Het wel en wee van coöperatieve warmtenetten

13.04.2021 Kathelijne Bouw

Het wel en wee van coöperatieve warmtenetten

Jarenlang had ‘stadsverwarming’ een ouderwets Oostblok-imago. Nu lijkt iedereen wel een warmtenet te willen. Onze Scandinavische bovenburen hebben al langer begrepen dat warmtenetten ‘hot’ zijn, maar in Nederland komen we slechts mondjesmaat van dat stoffige imago af. Daar lijkt met de opkomst van aardgasvrije wijken verandering in te komen.
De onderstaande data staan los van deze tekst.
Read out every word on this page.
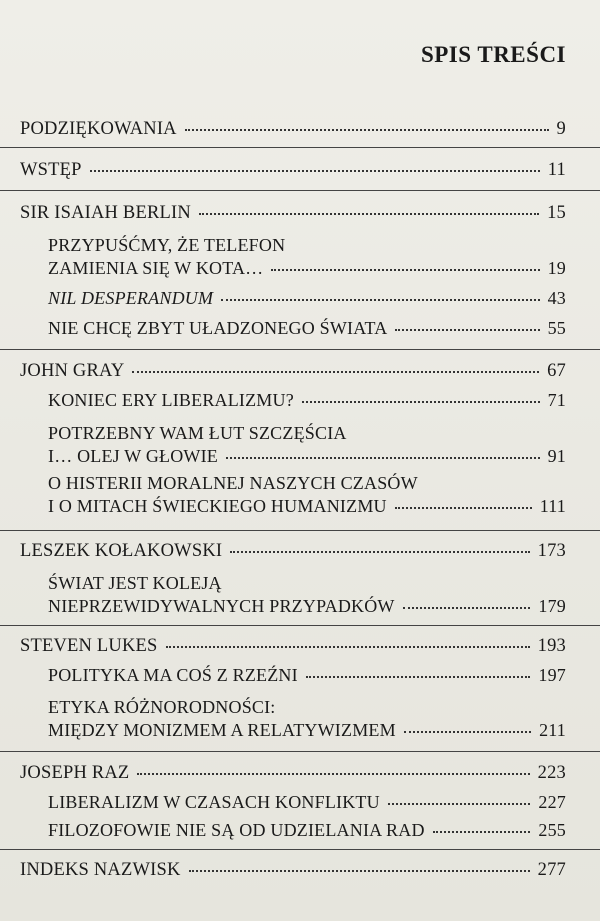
SPIS TREŚCI
PODZIĘKOWANIA	9
WSTĘP	11
SIR ISAIAH BERLIN	15
PRZYPUŚĆMY, ŻE TELEFON
ZAMIENIA SIĘ W KOTA…	19
NIL DESPERANDUM	43
NIE CHCĘ ZBYT UŁADZONEGO ŚWIATA	55
JOHN GRAY	67
KONIEC ERY LIBERALIZMU?	71
POTRZEBNY WAM ŁUT SZCZĘŚCIA
I… OLEJ W GŁOWIE	91
O HISTERII MORALNEJ NASZYCH CZASÓW
I O MITACH ŚWIECKIEGO HUMANIZMU	111
LESZEK KOŁAKOWSKI	173
ŚWIAT JEST KOLEJĄ
NIEPRZEWIDYWALNYCH PRZYPADKÓW	179
STEVEN LUKES	193
POLITYKA MA COŚ Z RZEŹNI	197
ETYKA RÓŻNORODNOŚCI:
MIĘDZY MONIZMEM A RELATYWIZMEM	211
JOSEPH RAZ	223
LIBERALIZM W CZASACH KONFLIKTU	227
FILOZOFOWIE NIE SĄ OD UDZIELANIA RAD	255
INDEKS NAZWISK	277
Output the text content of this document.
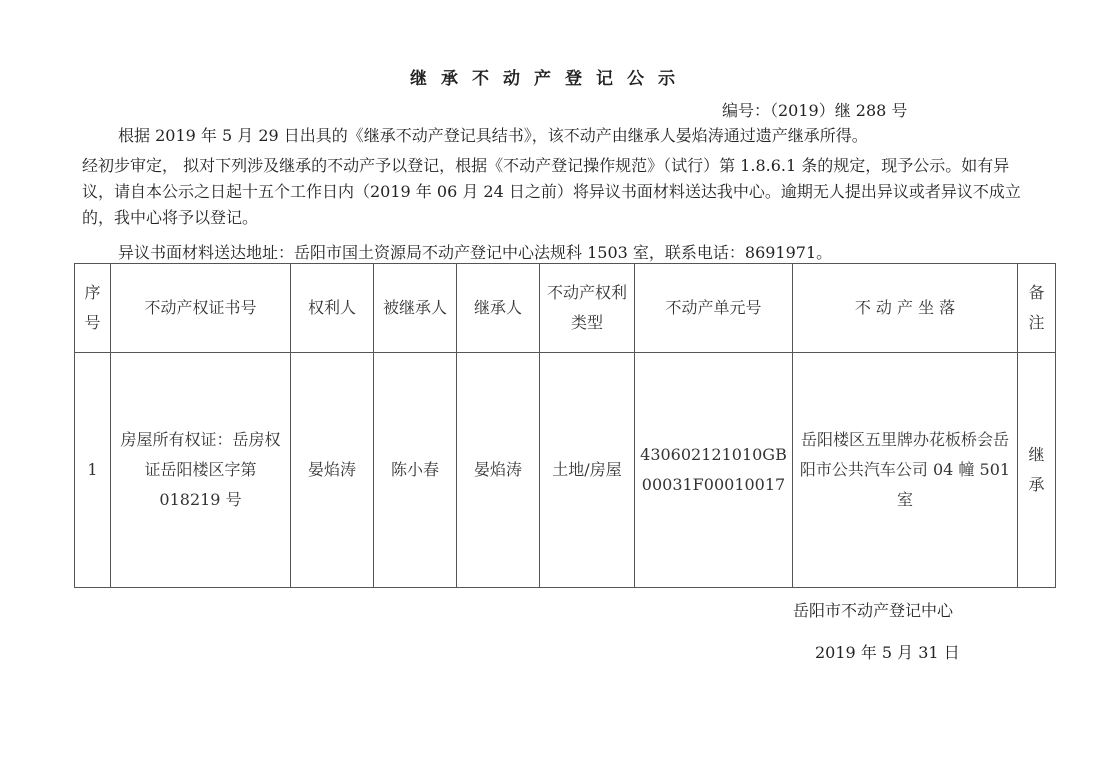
继承不动产登记公示
编号：（2019）继 288 号
根据 2019 年 5 月 29 日出具的《继承不动产登记具结书》，该不动产由继承人晏焰涛通过遗产继承所得。
经初步审定， 拟对下列涉及继承的不动产予以登记，根据《不动产登记操作规范》（试行）第 1.8.6.1 条的规定，现予公示。如有异议，请自本公示之日起十五个工作日内（2019 年 06 月 24 日之前）将异议书面材料送达我中心。逾期无人提出异议或者异议不成立的，我中心将予以登记。
异议书面材料送达地址：岳阳市国土资源局不动产登记中心法规科 1503 室，联系电话：8691971。
序号	不动产权证书号	权利人	被继承人	继承人	不动产权利类型	不动产单元号	不 动 产 坐 落	备注
1	房屋所有权证：岳房权证岳阳楼区字第 018219 号	晏焰涛	陈小春	晏焰涛	土地/房屋	430602121010GB00031F00010017	岳阳楼区五里牌办花板桥会岳阳市公共汽车公司 04 幢 501 室	继承
岳阳市不动产登记中心
2019 年 5 月 31 日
Nieuwe initiatieven voor warmtenetten schieten als paddenstoelen uit de grond. Wat daarin vooral opvalt: de traditionele commerciële monopolisten maken steeds meer plaats voor burgerinitiatieven.

Hoewel er in het afgelopen decennium meer aandacht is gekomen voor het aansluiten van bestaande woningen, is er meer nodig om grootschalig te verduurzamen. Grote gebouwen en flats met blokverwarming hebben van de warmtebedrijven tot nu toe vooral belangstelling gekregen. Die zijn tenslotte simpel en goedkoop aan te sluiten. Het laaghangend fruit en de ‘quick-wins’ hebben we nu wel zo’n beetje gehad. We moeten hele woonwijken van het aardgas halen. Laagwaardige warmtebronnen benutten. Naar 4e generatie netten op een lage temperatuur. De warmtetransitie vraagt om meer.

Door bewoners geïnitieerde warmtecoöperaties

In het kader van het aardgasvrij maken van woonwijken zijn warmtenetten nu ook populair in een andere context: bestaande, grondgebonden (rijtjes)woningen met particuliere eigenaren. Grofweg de helft van de proeftuinen van het Programma Aardgasvrije Wijken bestaat uit zulke warmtenetten. Die netten zijn duur en bovendien is het een heleboel gedoe om individuele woningeigenaren stuk voor stuk mee te krijgen. Dat is vaak niet interessant voor commerciële partijen. Niet zelden is er eerst een warmtebedrijf in beeld geweest dat uiteindelijk verstek heeft laten gaan. Als alternatief ontstaan er door bewoners geïnitieerde warmtecoöperaties.

Het is nog allemaal niet zo eenvoudig

Wat een warmtebedrijf niet aandurft, wordt dan door een clubje bewoners aangepakt. Ervaringen in de proeftuinen laten de worstelingen zien: risicovolle innovaties, onrendabele business cases, gesteggel met samenwerkingspartners, intensieve participatietrajecten… het is nog allemaal niet zo eenvoudig. En ook in de praktijk is het geen rozengeur en maneschijn; de enige opererende warmtecoöperatie in Nederland, Thermo Bello, verkondigt al jaren dat het veel van bewoners vraagt en nauwelijks rendeert, en een coöperatie in Duitsland is failliet gegaan en moest gered worden door een lokale bank.

'Zouden ze het gaan redden in de toekomst? Ik hoop het van harte!'

Toch zijn de dappere pogingen van deze warmtecoöperaties de moeite van het aanmoedigen waard. Ze kunnen voor een positiever imago van warmtenetten zorgen. Meer dan een commerciële speler, staat een coöperatie dichter bij de burger en is beter in staat voor diens belangen op te komen. Bovendien bieden deze kleinschalige netten kans om lokale duurzame bronnen te gebruiken, die anders wellicht onbenut zouden blijven. Wel zijn er zinvolle samenwerkingen nodig om warmtecoöperaties te laten slagen. Partnerschappen met installatiebedrijven, netbeheerders en waterbedrijven worden verkend. Het combineren van de voordelen van burgerinitiatieven met de ervaring van bedrijven lijkt de sleutel tot succes. De warmtecoöperaties in de proeftuinen in de Benedenbuurt, Paddepoel, Nagele en het Wilhelmina Gasthuis terrein… ze zijn er allemaal naar op zoek. Zouden ze het gaan redden in de toekomst? Ik hoop het van harte.